Dive Brief:
- Summit High School in California uses a mentoring program called Link Crew that weaves upperclassmen, teachers and administrators into a web of support for 9th graders by providing every freshman with an assigned 11th- or 12th-grade student to guide them through the first year, Education Week reports.
- At Summit, pairs of upperclassmen, known as "link leaders" oversee groups of 12 freshmen after these leaders undergo a week-long training session that teaches them how to build relationships with freshmen and serve as their academic and social supports.
- The freshman year is a “well-known stumbling point for high school students” at most high schools, but the mentoring program at Summit High School has seen success: Between the 2014-15 and 2015-16 school years alone, the school saw a 35% drop in the number of courses freshmen failed.
Dive Insight:
High school offers many challenges to students, and the transition from middle school can set the tone of failure or success from the start, influencing students' paths in life as well.
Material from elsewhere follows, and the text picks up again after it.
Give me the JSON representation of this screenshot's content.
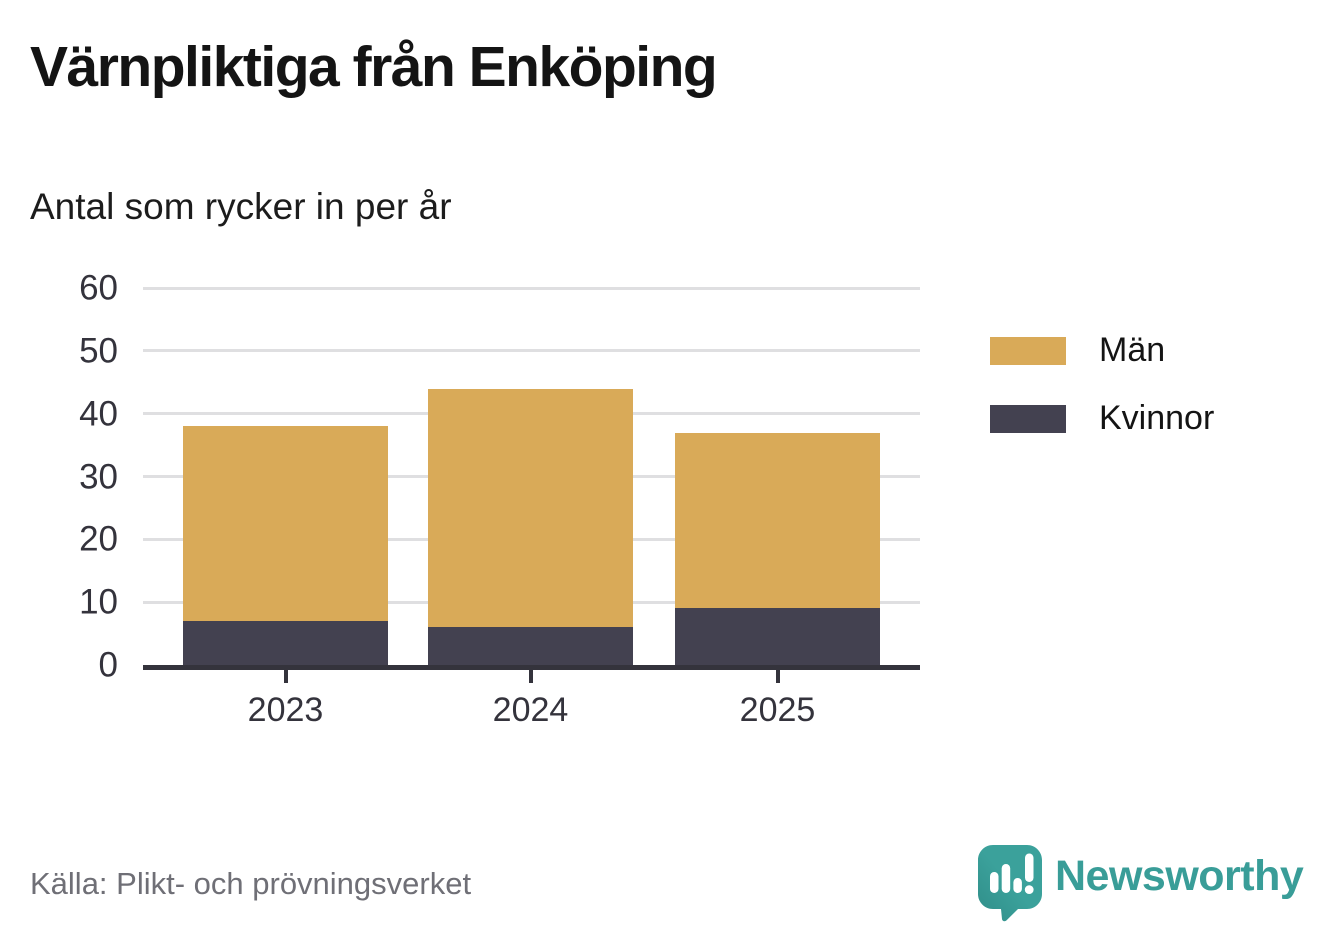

The Link Crew mentoring approach that seems to be working so well at Summit High School is one of several such approaches available to schools to help lessen these challenges. STARS (Students Teaching About Relationships and Success) is another program designed to support at-risk teens in high school. The Buddy Program also uses high school students as mentors to elementary and middle school students to start that transition even earlier.
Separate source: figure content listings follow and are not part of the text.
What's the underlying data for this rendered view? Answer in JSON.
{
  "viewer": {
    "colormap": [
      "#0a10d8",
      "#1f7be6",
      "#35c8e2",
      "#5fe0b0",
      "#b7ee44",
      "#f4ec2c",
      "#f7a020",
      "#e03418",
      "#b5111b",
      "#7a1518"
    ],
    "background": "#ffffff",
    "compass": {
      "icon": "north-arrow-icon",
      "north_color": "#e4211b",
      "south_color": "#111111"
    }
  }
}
Peer mentoring has been shown to increase academic success. A study from Rutgers University measured the impact of the Center for Supportive Schools’s Peer Group Connection - High School (PGC-HS) mentoring program on graduation rates at one school in an urban community, finding that PGC-HS improved graduation rates of participants overall by 9% and those of male participants by 18%.
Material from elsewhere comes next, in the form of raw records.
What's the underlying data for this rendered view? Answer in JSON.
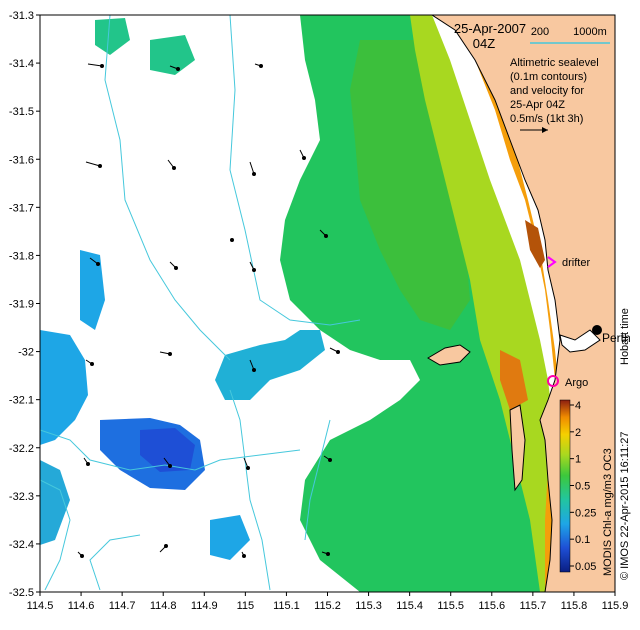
{
  "header": {
    "date_line": "25-Apr-2007",
    "hour_line": "04Z",
    "scale_left": "200",
    "scale_right": "1000m"
  },
  "legend_text": {
    "lines": [
      "Altimetric sealevel",
      "(0.1m contours)",
      "and velocity for",
      "25-Apr 04Z",
      "0.5m/s (1kt 3h)"
    ]
  },
  "markers": {
    "drifter": "drifter",
    "perth": "Perth",
    "argo": "Argo",
    "hobart_time": "Hobart time"
  },
  "colorbar": {
    "ticks": [
      "4",
      "2",
      "1",
      "0.5",
      "0.25",
      "0.1",
      "0.05"
    ],
    "caption": "MODIS Chl-a mg/m3 OC3",
    "credit": "© IMOS 22-Apr-2015 16:11:27"
  },
  "axes": {
    "x_ticks": [
      "114.5",
      "114.6",
      "114.7",
      "114.8",
      "114.9",
      "115",
      "115.1",
      "115.2",
      "115.3",
      "115.4",
      "115.5",
      "115.6",
      "115.7",
      "115.8",
      "115.9"
    ],
    "y_ticks": [
      "-31.3",
      "-31.4",
      "-31.5",
      "-31.6",
      "-31.7",
      "-31.8",
      "-31.9",
      "-32",
      "-32.1",
      "-32.2",
      "-32.3",
      "-32.4",
      "-32.5"
    ],
    "xlim": [
      114.5,
      115.9
    ],
    "ylim": [
      -32.5,
      -31.3
    ]
  },
  "colors": {
    "land": "#f8c8a0",
    "low_chl": "#1ea6e6",
    "mid_chl": "#22c55e",
    "high_chl": "#f59e0b",
    "very_high_chl": "#b45309",
    "contour": "#46c8dc",
    "drifter_marker": "#ff00ff",
    "argo_marker": "#ff00aa"
  }
}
However, the choice of these mentors is critical. This is a situation in which emotional intelligence trumps academic intelligence in effectiveness. As Summit's Link Crew coordinator, teacher Jennifer Karpinski said, "The most important thing we look for is kids who can show kindness. We need kids who represent the full range of diversity we have here, so students can relate to them. We need the good students, sure, but we also need the quiet kids, the kids just learning English, the kids who have overcome a lot."